Either way this guy is hurting. Plausibly enough to be a danger to himself and others. Unfortunately he is unlikely to fully recognize it himself - but he needs help. Professionally. Generally speaking.

Porsche-O-Phile 11-28-2006 02:55 AM

Yep, I've got one of those at my office too. Occasionally a nice guy, but overbearing personality and far too aggressive - one of those people that isn't happy unless he's complaining (or ranting, up to and including yelling and flailing his arms around) about someone or something else. Sharp guy in a work context and very "get-it-done" when it comes to tasks, but can't work as part of a team, can't cooperate with others, sure as hell can't manage, etc.

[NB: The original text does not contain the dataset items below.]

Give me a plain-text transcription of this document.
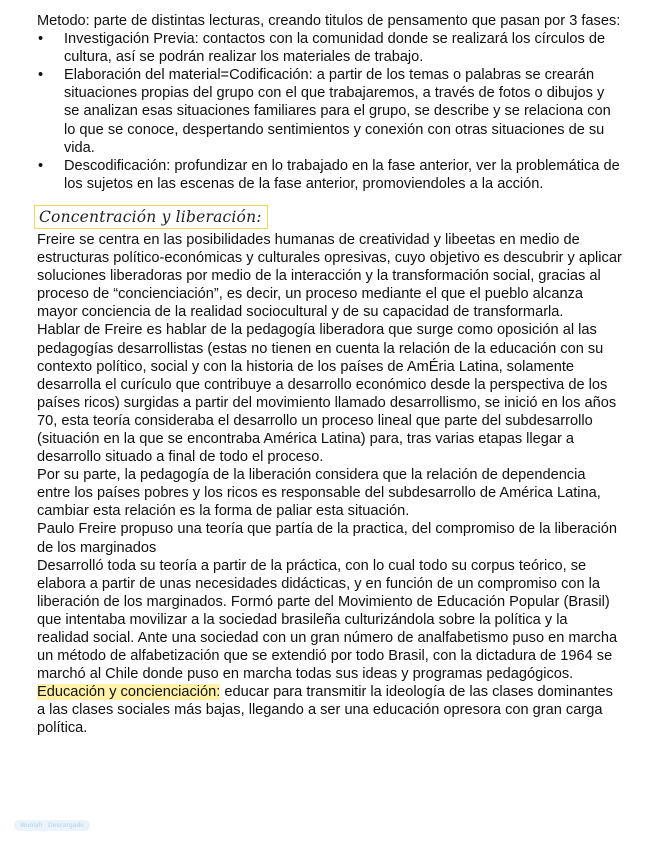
Metodo: parte de distintas lecturas, creando titulos de pensamento que pasan por 3 fases:

• Investigación Previa: contactos con la comunidad donde se realizará los círculos de cultura, así se podrán realizar los materiales de trabajo.
• Elaboración del material=Codificación: a partir de los temas o palabras se crearán situaciones propias del grupo con el que trabajaremos, a través de fotos o dibujos y se analizan esas situaciones familiares para el grupo, se describe y se relaciona con lo que se conoce, despertando sentimientos y conexión con otras situaciones de su vida.
• Descodificación: profundizar en lo trabajado en la fase anterior, ver la problemática de los sujetos en las escenas de la fase anterior, promoviendoles a la acción.
Concentración y liberación:

Freire se centra en las posibilidades humanas de creatividad y libeetas en medio de estructuras político-económicas y culturales opresivas, cuyo objetivo es descubrir y aplicar soluciones liberadoras por medio de la interacción y la transformación social, gracias al proceso de “concienciación”, es decir, un proceso mediante el que el pueblo alcanza mayor conciencia de la realidad sociocultural y de su capacidad de transformarla.

Hablar de Freire es hablar de la pedagogía liberadora que surge como oposición al las pedagogías desarrollistas (estas no tienen en cuenta la relación de la educación con su contexto político, social y con la historia de los países de AmÉria Latina, solamente desarrolla el curículo que contribuye a desarrollo económico desde la perspectiva de los países ricos) surgidas a partir del movimiento llamado desarrollismo, se inició en los años 70, esta teoría consideraba el desarrollo un proceso lineal que parte del subdesarrollo (situación en la que se encontraba América Latina) para, tras varias etapas llegar a desarrollo situado a final de todo el proceso.

Por su parte, la pedagogía de la liberación considera que la relación de dependencia entre los países pobres y los ricos es responsable del subdesarrollo de América Latina, cambiar esta relación es la forma de paliar esta situación.

Paulo Freire propuso una teoría que partía de la practica, del compromiso de la liberación de los marginados

Desarrolló toda su teoría a partir de la práctica, con lo cual todo su corpus teórico, se elabora a partir de unas necesidades didácticas, y en función de un compromiso con la liberación de los marginados. Formó parte del Movimiento de Educación Popular (Brasil) que intentaba movilizar a la sociedad brasileña culturizándola sobre la política y la realidad social. Ante una sociedad con un gran número de analfabetismo puso en marcha un método de alfabetización que se extendió por todo Brasil, con la dictadura de 1964 se marchó al Chile donde puso en marcha todas sus ideas y programas pedagógicos.

Educación y concienciación: educar para transmitir la ideología de las clases dominantes a las clases sociales más bajas, llegando a ser una educación opresora con gran carga política.

Wuolah · Descargado
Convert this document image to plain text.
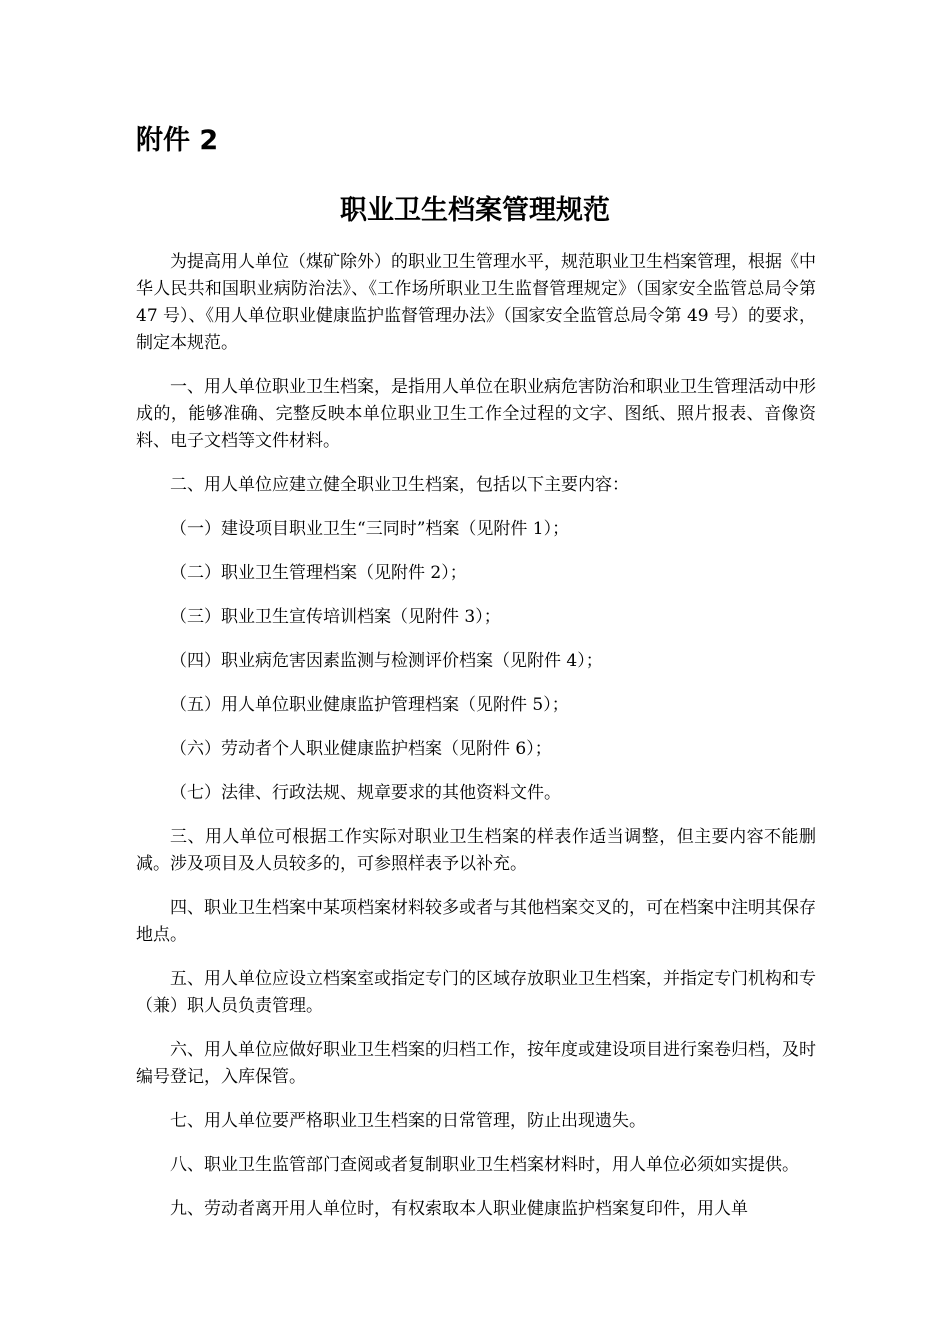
附件 2
职业卫生档案管理规范

为提高用人单位（煤矿除外）的职业卫生管理水平，规范职业卫生档案管理，根据《中华人民共和国职业病防治法》、《工作场所职业卫生监督管理规定》（国家安全监管总局令第 47 号）、《用人单位职业健康监护监督管理办法》（国家安全监管总局令第 49 号）的要求，制定本规范。

一、用人单位职业卫生档案，是指用人单位在职业病危害防治和职业卫生管理活动中形成的，能够准确、完整反映本单位职业卫生工作全过程的文字、图纸、照片报表、音像资料、电子文档等文件材料。

二、用人单位应建立健全职业卫生档案，包括以下主要内容：

（一）建设项目职业卫生“三同时”档案（见附件 1）；

（二）职业卫生管理档案（见附件 2）；

（三）职业卫生宣传培训档案（见附件 3）；

（四）职业病危害因素监测与检测评价档案（见附件 4）；

（五）用人单位职业健康监护管理档案（见附件 5）；

（六）劳动者个人职业健康监护档案（见附件 6）；

（七）法律、行政法规、规章要求的其他资料文件。

三、用人单位可根据工作实际对职业卫生档案的样表作适当调整，但主要内容不能删减。涉及项目及人员较多的，可参照样表予以补充。

四、职业卫生档案中某项档案材料较多或者与其他档案交叉的，可在档案中注明其保存地点。

五、用人单位应设立档案室或指定专门的区域存放职业卫生档案，并指定专门机构和专（兼）职人员负责管理。

六、用人单位应做好职业卫生档案的归档工作，按年度或建设项目进行案卷归档，及时编号登记，入库保管。

七、用人单位要严格职业卫生档案的日常管理，防止出现遗失。

八、职业卫生监管部门查阅或者复制职业卫生档案材料时，用人单位必须如实提供。

九、劳动者离开用人单位时，有权索取本人职业健康监护档案复印件，用人单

I think he's kind of pissed at me since I've been promoted into project management and he hasn't (gee-whiz dude, did you ever think it MIGHT be your inability to professionally interact with any of our mechanical engineers, our structural engineer, our client's contractor or any of the clients, outside of giving them a brownnosing and sucking up kind of demeanor whenever you talk to 'em on the phone?) Decent technical architect but absolutely devoid of spirit, design passion, vision or willingness to work with others. To him, it's just a paycheck methinks and that's why I got promoted around him. Oh well. I ain't gonna' apologize for it.